Credit: Photo of Katie’s commissioning service by Scott Kraft.
I have noticed that this year I am watching General Conference with new eyes. In some ways, the advancement of technology has literally meant I can watch and participate in GC like I haven’t in quadrennia past. But I think it actually has more to do with the fact that as a provisional deacon, about to be ordained, it all just feels a lot more important to me personally.
Preparing for ordination, I have found, is somewhat similar to preparing for marriage. Both are covenants of fidelity, love, and partnership. Both are promises to choose and daily re-choose to commit to the relationship, even when the going gets rough. And both are covenants made for all parties exactly as they are—warts and all.
In a number of months, if all goes well with my interview with the Full Membership Committee, I will be asked “Wesley’s Historical Questions” at Annual Conference before getting ordained. This series of questions includes a number that are specifically focused on my relationship with the UMC:
Do you know the General Rules of our Church?
Will you keep them?
Have you studied the doctrines of The United Methodist Church?
After full examination, do you believe that our doctrines are in harmony with the Holy Scriptures?
Will you preach and maintain them?
Have you studied our form of Church discipline and polity?
Do you approve our Church government and polity?
Will you support and maintain them?
I’ll be expected to answer these questions in the affirmative if I am to be ordained, and I take very seriously my responsibility to answer them honestly. And what is happening at General Conference this year directly impacts my answer to these questions.

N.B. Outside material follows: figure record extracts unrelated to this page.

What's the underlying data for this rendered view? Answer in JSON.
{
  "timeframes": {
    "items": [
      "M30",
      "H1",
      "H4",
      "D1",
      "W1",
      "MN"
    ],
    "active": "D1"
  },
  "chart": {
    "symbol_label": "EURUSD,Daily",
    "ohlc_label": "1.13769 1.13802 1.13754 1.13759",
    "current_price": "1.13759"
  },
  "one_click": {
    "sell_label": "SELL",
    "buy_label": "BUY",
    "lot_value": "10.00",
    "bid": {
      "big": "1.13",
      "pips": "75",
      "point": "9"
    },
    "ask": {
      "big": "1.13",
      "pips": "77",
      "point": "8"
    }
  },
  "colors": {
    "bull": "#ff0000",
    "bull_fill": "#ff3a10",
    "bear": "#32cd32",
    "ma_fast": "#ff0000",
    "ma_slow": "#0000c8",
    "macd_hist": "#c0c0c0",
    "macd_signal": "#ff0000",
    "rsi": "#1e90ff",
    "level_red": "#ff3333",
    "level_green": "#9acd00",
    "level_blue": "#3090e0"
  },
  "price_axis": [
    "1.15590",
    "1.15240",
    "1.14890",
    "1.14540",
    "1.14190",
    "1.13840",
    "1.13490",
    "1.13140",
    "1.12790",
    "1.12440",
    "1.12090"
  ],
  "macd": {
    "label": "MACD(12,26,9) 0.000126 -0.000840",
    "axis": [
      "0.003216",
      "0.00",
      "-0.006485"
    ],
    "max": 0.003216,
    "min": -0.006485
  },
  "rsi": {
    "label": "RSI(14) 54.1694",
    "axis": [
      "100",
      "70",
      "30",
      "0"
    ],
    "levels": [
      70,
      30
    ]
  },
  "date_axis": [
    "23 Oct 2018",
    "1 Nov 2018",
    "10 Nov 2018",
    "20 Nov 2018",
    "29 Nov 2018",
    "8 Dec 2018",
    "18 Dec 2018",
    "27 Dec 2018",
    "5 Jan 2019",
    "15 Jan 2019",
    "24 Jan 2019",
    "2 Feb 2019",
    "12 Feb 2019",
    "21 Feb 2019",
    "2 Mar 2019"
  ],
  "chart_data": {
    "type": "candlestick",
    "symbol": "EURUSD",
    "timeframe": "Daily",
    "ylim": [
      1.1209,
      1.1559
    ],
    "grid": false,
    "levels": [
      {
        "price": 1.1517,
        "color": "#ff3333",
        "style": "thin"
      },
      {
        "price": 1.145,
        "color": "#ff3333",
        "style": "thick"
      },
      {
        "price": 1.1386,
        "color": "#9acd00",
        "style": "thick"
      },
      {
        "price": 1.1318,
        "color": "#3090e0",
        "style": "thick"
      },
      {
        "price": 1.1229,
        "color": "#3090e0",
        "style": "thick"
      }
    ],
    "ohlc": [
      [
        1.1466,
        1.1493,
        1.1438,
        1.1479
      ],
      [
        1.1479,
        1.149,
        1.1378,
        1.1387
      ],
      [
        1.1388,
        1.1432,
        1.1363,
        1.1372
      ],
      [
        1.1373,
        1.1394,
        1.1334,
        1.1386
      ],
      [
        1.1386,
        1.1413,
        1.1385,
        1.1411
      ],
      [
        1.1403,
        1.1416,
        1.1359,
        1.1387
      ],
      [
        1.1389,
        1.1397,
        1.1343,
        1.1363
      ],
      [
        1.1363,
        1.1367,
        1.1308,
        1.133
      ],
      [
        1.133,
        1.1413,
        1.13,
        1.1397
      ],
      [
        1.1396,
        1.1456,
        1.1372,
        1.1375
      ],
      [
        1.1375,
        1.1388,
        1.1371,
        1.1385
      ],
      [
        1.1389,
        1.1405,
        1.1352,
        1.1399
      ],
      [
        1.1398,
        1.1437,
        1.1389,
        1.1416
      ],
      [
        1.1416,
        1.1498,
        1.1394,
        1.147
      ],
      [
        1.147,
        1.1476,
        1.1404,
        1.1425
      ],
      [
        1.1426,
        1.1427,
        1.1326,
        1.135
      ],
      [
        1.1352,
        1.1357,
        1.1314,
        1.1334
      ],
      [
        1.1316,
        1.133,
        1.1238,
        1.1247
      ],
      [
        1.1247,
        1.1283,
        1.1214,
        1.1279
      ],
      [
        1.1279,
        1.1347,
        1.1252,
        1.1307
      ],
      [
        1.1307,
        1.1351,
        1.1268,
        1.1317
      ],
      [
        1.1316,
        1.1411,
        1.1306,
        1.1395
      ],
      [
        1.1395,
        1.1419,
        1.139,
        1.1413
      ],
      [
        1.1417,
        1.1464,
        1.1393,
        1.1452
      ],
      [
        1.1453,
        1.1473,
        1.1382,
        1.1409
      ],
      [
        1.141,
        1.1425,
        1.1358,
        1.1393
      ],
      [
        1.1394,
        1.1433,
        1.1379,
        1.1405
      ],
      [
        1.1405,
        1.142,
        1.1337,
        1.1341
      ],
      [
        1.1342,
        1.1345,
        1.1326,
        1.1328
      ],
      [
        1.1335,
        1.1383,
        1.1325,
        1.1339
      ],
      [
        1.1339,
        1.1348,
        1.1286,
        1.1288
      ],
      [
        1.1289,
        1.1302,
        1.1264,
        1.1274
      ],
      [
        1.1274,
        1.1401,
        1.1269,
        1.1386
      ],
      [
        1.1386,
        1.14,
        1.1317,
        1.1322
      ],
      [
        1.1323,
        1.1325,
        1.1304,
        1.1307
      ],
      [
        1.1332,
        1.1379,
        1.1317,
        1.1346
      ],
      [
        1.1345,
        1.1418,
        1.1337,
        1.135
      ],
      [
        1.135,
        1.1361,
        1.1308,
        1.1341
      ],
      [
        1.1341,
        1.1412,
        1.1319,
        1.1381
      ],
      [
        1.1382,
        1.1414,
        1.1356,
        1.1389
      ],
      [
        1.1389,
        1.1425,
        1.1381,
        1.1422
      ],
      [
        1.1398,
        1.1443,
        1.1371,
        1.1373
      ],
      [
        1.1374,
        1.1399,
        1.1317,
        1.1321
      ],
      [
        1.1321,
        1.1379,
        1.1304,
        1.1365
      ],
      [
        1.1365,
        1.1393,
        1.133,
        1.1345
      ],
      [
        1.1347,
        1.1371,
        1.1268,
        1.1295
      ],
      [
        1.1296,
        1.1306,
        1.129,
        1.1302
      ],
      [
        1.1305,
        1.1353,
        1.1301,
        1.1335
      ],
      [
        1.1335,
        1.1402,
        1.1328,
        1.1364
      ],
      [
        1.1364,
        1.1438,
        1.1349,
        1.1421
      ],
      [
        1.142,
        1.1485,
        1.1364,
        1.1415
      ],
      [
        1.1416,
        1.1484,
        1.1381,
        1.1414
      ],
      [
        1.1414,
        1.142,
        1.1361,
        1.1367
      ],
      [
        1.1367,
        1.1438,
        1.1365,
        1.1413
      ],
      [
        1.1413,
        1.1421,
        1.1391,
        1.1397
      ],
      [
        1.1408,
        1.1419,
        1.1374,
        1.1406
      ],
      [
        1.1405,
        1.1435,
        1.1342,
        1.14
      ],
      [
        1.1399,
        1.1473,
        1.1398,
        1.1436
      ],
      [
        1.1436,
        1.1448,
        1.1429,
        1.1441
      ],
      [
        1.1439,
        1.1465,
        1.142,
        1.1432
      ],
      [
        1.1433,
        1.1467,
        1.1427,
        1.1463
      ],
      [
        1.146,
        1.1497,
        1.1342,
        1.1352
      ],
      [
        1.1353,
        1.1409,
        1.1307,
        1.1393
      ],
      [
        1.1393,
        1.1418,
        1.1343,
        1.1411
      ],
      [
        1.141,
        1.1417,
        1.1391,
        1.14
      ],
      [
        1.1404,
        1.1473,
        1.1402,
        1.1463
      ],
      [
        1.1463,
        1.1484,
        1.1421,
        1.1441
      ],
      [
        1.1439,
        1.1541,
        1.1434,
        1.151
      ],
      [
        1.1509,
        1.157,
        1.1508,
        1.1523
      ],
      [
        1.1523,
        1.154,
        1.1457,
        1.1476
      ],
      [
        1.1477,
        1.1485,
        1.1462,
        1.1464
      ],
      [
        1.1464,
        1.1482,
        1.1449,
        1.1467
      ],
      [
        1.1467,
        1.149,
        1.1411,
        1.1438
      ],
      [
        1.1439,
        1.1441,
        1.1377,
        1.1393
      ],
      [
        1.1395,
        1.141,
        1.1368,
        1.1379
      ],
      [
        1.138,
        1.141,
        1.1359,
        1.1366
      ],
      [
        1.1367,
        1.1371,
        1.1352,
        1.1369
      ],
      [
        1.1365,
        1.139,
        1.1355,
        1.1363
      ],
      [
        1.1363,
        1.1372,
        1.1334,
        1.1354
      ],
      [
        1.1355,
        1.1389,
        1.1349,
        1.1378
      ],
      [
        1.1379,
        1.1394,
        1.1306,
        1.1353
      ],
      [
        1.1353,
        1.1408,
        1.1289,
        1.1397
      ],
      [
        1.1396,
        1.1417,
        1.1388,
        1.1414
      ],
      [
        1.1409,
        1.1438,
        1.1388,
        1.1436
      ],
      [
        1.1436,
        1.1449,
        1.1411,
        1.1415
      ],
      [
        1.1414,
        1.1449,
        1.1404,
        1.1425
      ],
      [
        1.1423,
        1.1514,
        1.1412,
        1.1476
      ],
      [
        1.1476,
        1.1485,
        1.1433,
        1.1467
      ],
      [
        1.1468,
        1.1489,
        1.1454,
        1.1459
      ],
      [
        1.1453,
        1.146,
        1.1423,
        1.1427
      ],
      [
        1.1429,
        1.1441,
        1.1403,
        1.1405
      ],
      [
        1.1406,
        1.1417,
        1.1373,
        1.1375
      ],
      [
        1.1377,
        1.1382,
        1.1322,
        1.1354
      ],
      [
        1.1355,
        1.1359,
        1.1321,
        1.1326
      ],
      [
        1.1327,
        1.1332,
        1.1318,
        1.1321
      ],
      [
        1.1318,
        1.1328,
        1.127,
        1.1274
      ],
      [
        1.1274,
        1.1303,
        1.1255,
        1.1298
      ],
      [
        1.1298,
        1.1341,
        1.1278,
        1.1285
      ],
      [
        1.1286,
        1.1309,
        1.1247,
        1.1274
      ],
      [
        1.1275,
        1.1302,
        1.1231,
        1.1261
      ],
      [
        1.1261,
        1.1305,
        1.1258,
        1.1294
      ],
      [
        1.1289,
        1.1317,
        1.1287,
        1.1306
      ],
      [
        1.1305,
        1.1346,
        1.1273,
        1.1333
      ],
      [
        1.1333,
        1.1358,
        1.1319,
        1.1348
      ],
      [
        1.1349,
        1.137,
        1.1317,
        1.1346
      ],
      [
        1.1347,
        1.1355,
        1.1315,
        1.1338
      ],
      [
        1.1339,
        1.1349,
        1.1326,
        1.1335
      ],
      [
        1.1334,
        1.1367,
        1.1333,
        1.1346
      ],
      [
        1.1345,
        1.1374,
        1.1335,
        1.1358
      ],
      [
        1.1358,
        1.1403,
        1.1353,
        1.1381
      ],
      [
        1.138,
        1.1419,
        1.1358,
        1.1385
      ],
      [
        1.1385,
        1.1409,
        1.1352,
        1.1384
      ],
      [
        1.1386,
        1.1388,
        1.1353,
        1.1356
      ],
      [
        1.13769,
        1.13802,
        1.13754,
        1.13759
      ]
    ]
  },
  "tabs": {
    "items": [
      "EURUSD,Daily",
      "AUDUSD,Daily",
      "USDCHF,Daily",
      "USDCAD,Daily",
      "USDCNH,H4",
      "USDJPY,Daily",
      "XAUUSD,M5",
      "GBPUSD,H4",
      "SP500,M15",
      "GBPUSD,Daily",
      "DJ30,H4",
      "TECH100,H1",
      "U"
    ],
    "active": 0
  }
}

I am seeing some things that make me hopeful. I take hope in the UMW choosing to send two women from Cameroon to seminary instead of putting together an elaborate General Conference display. I take hope in Adam Hamilton listening to the concerns of young people in response to his Call to Action presentation, and giving of his time during lunch to speak with those young people.
But I am also concerned. I am concerned that we will fail to be a place that reflects Jesus’ radical hospitality to the outsiders. I am concerned that we will continue to expend so much of our precious resources of time and energy in the ongoing contentiousness surrounding persons in same-sex relationships, women’s reproductive freedoms, and equitable representation and power of minorities within the church. I am concerned that we will privilege the politics of power over the call to go out in to the world and be the hands and feet of Jesus.
So I’m finding that as I follow GC in its first few days, I have a lot of mixed feelings. Joy mixes with concern. Sadness and disappointment mix with hope. And I’m filled with trepidation at watching not only what decisions are made, but how decisions are made. I’m watching carefully, and praying fervently, for the church I love and am about to covenant with in a new way.